Today you should read: Ephesians 5:22-33
Today’s passage has been one that can cause a lot of division. This idea of submission between husband and wife is one that in our American culture is seen as “ignorant” or “old school.” We want to be seen as progressive in our thinking toward women and men. We should be seen as equal partners. In many cases the wife is the one who leads the home and the husband submits. I would argue that this passage is in agreement that both men and women are equally important and equal partners in the home. There is great hope in the instruction and the order that God has set up for the home.
Paul’s first instruction is to the wives. They are to “submit to your own husbands as to the Lord.” This is literally saying that submitting to the leadership of your husband is an act of worship to the Lord. Submitting to your husband has little to do with your husband. For a wife to submit to her husband in the way that this passage describes means you have to have a complete trust and confidence in Jesus Christ as Lord. You may say, “I don’t think that my husband is capable to lead.” I would counter back with do you think that God through Jesus is capable to lead your husband? If your answer is no then I pray and I hope you pray that God grows him in these areas.

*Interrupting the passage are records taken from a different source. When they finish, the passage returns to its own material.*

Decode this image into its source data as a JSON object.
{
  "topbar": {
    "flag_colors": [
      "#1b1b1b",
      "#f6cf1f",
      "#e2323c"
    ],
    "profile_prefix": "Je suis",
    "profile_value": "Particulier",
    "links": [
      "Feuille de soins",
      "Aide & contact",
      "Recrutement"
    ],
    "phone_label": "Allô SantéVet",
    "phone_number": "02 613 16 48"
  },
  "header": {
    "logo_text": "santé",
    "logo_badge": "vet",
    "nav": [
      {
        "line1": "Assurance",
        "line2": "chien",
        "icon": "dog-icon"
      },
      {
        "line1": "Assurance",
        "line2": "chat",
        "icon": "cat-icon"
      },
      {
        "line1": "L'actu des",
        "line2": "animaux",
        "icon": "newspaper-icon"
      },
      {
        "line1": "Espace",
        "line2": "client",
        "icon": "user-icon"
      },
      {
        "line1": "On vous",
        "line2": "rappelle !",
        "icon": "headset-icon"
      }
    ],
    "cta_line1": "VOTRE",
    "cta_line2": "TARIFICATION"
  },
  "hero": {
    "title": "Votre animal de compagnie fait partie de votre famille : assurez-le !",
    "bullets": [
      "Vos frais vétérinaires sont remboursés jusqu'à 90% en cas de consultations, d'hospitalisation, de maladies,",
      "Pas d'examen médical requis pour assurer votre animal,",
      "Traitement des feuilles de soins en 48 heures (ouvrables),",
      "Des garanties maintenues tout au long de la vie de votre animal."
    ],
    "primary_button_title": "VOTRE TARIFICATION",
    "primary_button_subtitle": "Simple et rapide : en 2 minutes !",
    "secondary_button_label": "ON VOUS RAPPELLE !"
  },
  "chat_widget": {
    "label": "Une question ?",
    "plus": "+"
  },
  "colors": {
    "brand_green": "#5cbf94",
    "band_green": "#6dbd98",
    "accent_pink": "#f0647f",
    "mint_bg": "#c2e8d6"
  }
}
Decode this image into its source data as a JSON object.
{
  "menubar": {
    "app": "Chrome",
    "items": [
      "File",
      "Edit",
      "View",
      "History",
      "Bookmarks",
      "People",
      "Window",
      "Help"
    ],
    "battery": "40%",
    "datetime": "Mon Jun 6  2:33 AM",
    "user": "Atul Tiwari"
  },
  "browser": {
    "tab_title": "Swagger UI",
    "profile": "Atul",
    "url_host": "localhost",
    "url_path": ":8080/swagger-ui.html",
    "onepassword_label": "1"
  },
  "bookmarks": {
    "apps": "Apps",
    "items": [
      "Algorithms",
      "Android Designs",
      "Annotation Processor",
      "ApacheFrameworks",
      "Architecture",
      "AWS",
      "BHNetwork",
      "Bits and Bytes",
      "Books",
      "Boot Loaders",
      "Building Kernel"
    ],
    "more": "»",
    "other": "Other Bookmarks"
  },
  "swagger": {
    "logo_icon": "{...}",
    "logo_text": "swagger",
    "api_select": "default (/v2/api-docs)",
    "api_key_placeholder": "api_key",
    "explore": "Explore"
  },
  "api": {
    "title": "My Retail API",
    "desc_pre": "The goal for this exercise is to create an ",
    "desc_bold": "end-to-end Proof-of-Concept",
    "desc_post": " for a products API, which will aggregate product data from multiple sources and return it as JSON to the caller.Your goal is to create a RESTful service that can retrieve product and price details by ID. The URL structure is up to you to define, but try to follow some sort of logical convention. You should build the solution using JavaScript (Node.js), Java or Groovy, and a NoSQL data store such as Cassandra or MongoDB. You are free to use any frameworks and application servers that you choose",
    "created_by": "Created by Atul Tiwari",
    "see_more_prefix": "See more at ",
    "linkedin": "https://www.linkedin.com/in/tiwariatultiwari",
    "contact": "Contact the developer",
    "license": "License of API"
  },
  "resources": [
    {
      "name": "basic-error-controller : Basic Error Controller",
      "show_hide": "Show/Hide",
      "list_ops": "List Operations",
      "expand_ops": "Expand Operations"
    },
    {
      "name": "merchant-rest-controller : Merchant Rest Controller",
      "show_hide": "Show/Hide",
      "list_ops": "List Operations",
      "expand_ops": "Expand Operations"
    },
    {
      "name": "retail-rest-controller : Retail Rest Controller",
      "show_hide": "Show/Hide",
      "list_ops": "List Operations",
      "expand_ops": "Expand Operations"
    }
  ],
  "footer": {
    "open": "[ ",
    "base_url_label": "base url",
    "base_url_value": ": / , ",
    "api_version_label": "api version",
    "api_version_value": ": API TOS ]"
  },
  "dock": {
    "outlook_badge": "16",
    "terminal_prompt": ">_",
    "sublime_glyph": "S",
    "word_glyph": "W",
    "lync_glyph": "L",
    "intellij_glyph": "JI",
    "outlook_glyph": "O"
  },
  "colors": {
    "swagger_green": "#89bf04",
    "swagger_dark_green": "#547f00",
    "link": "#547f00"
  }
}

I want to be clear that this passage is not saying that you cannot contribute to the decisions of your household. Absolutely, you should not only contribute but a good husband will want your impute because God has designed you to be his helper (Genesis 2:18). As a husband I am often faced with tough decisions for our home and my wife is the first one that I ask for impute and help. Often she has excellent ideas and input that we end up going with. This passage is also not saying that as a wife you can’t oversee certain areas of your household. My wife is great at organizing and detail so we meet to together from time to time to discuss decisions to be made about our finances but she oversees it because she is better at it. Finally, this passage is not saying that you should ever live in an abusive situation. If this is your situation please seek help from your pastoral staff and appropriate authorities.
This leads me to the husband, we as husbands are called to lead as servant leaders in our home. If you read verse 25 it should convict all of us. We are to give ourselves to our wife as Christ gave himself to the church. Christ came and sacrificed himself not only in leadership but even to death on a cross so that we can be saved. This means that every decision that we make for our home should be for the benefit and edification of our wife. Our main goal is to inspire and encourage her in her faith. Husbands sacrifice our own desires for the good and betterment of our home.
This passage does not say that we Lord over our wives. Jesus is Lord over you and your wife. We as husbands are stewards and we will answer to how we treat his daughters. This passage does not say that your family helps lead your home. Verse 31, says that you leave your father and mother and cling to your wife. She is now your main family. It does not mean that you can’t accept some wisdom from your family but final decisions should be made between husband and wife. I can’t tell you how many couples that I have either counseled or just known about through friendship that the lack of leaving and cleaving has caused great harm in the marriage. One couple that I know ended in divorce over this issue. If you are reading this and you are an In-law I encourage you to push your children to leave and cleave to one another. Finally, this passage does not say that your wife is less that you. In many cases your wife will be smarter and more talented than you. Good leadership will result in those you leading flourishing not floundering. There is no room for pride in God’s model of leadership.
Questions to ponder:
Husbands are you serving your wife sacrificially? Is she growing closer to God because of your leadership? Is she flourishing or floundering? Do you make it easy for your wife to submit to your leadership?
Wives are you praying for your husband’s leadership? Do you submit to your husband’s decisions for your family? Are you a helper or a hurter?